The lack of urgency persisted until remarkably late. One measure of this tardiness was thei willingness of fund managers to apply for a Legal Entity Identifier (LEI), the unique alphanumeric codes that the trade repositories need to identify counterparties (see “LEIs: what they are, who needs one, and where to get one,” page 18). Despite the fact managers need one for each of their individual funds, and indeed for each managed account too, they were remarkably slow to trouble the issuers of LEIs. “If a fund manager has 20 funds, they need 20 LEIs,” said the head of operational due diligence at a major European fund of hedge funds of the time, but virtually nobody listened until 2014 was well under way.
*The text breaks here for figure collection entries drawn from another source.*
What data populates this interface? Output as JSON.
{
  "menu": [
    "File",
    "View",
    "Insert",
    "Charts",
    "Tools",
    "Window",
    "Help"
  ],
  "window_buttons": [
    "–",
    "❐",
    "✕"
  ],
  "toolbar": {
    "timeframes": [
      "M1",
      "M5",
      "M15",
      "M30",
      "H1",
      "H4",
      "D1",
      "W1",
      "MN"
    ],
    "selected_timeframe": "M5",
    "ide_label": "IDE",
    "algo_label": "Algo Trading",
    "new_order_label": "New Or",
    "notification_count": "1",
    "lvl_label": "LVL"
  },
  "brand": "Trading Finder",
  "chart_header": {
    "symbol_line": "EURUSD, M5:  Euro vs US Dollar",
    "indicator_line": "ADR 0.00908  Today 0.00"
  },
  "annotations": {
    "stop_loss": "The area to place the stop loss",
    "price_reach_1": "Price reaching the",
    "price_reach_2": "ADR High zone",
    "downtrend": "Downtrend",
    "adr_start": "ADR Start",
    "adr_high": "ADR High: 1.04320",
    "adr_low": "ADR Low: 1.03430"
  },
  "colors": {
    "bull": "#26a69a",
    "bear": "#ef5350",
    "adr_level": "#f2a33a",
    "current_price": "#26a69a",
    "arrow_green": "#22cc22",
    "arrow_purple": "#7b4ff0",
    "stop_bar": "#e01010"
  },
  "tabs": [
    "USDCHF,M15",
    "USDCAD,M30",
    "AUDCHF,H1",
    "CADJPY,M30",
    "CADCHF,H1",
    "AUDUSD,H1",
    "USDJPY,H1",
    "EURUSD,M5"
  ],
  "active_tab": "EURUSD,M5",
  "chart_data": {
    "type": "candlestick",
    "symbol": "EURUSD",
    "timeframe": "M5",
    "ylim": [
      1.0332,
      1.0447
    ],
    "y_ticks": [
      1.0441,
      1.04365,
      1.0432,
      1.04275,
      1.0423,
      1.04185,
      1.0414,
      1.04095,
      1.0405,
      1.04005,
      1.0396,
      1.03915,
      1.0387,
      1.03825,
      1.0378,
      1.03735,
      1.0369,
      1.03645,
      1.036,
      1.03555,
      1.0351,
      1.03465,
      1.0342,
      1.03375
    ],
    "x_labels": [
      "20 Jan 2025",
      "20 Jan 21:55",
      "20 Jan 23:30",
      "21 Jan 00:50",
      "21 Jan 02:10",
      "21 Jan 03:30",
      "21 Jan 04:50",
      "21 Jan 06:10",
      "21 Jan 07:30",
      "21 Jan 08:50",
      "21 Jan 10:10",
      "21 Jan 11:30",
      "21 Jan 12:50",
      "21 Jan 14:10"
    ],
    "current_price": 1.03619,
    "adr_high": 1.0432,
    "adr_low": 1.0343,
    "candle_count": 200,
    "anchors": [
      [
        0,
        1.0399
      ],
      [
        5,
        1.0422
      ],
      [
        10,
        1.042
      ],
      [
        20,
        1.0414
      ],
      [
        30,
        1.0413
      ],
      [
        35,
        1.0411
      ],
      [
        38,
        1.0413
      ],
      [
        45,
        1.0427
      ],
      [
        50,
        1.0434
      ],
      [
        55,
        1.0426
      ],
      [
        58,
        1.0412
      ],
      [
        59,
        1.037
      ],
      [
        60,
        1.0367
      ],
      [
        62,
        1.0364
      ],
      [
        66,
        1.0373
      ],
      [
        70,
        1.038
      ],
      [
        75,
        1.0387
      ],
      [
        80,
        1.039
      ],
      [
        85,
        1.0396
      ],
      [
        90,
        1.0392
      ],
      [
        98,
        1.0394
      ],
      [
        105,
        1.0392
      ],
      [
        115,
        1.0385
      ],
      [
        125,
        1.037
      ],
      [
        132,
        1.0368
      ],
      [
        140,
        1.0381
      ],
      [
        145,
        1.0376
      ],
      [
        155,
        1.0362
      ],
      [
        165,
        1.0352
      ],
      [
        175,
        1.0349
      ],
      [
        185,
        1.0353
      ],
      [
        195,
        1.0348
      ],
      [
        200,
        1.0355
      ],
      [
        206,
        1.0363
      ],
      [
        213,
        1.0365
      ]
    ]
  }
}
That said, levels of preparedness did vary. “It is evident that larger buy-side firms have put a lot of resources and man-hours into complying with EMIR, whereas smaller fund managers may have been more challenged to do so,” notes Stewart Macbeth, president and chief executive officer at the Depository Trust & Clearing Corporation Derivatives Repository Limited at the beginning of this year. Initially, smaller managers had assumed their clearing broker would do the work for them, and clearing brokers are indeed doing exactly that for their favourite clients. But even some large managers had assumed – somewhat complacently, as it turned out – that their custodians would do the job for them. Custodian banks quickly acquired a reputation for cost prohibitive pricing of reporting services, particularly to small and mid-sized managers. Several managers that had outsourced their middle and back office operations to custodians were surprised to find they had scarcely prepared at all (see “Are custodians helping fund managers to report?,”). So smaller firms turned to their fund administrators instead. Higher volume managers reasoned they might as well do it themselves, since they would have to do most of the work anyway. “If a fund manager is large enough and has sufficient scale and high volumes of derivatives transactions, it could probably report directly to the trade repository,” thought Jon Anderson, managing director at alternative fund administrator SS&C GlobeOp, which helped a number of clients ensure they were ready on 12 February 2014.
Fortunately, regulators have taken a relatively relaxed attitude towards compliance since the deadline passed, provided managers can demonstrate concrete progress towards meeting their obligations. The even more relaxed timetable for back-loading of trades has helped as, paradoxically, has the fact that almost every counterparty and every type of trade has to be reported. “Regulators are going to give firms a grace period to get to grips with the data sets and formats they provide either directly to the trade repository or to their outsourced provider,” says one market participant.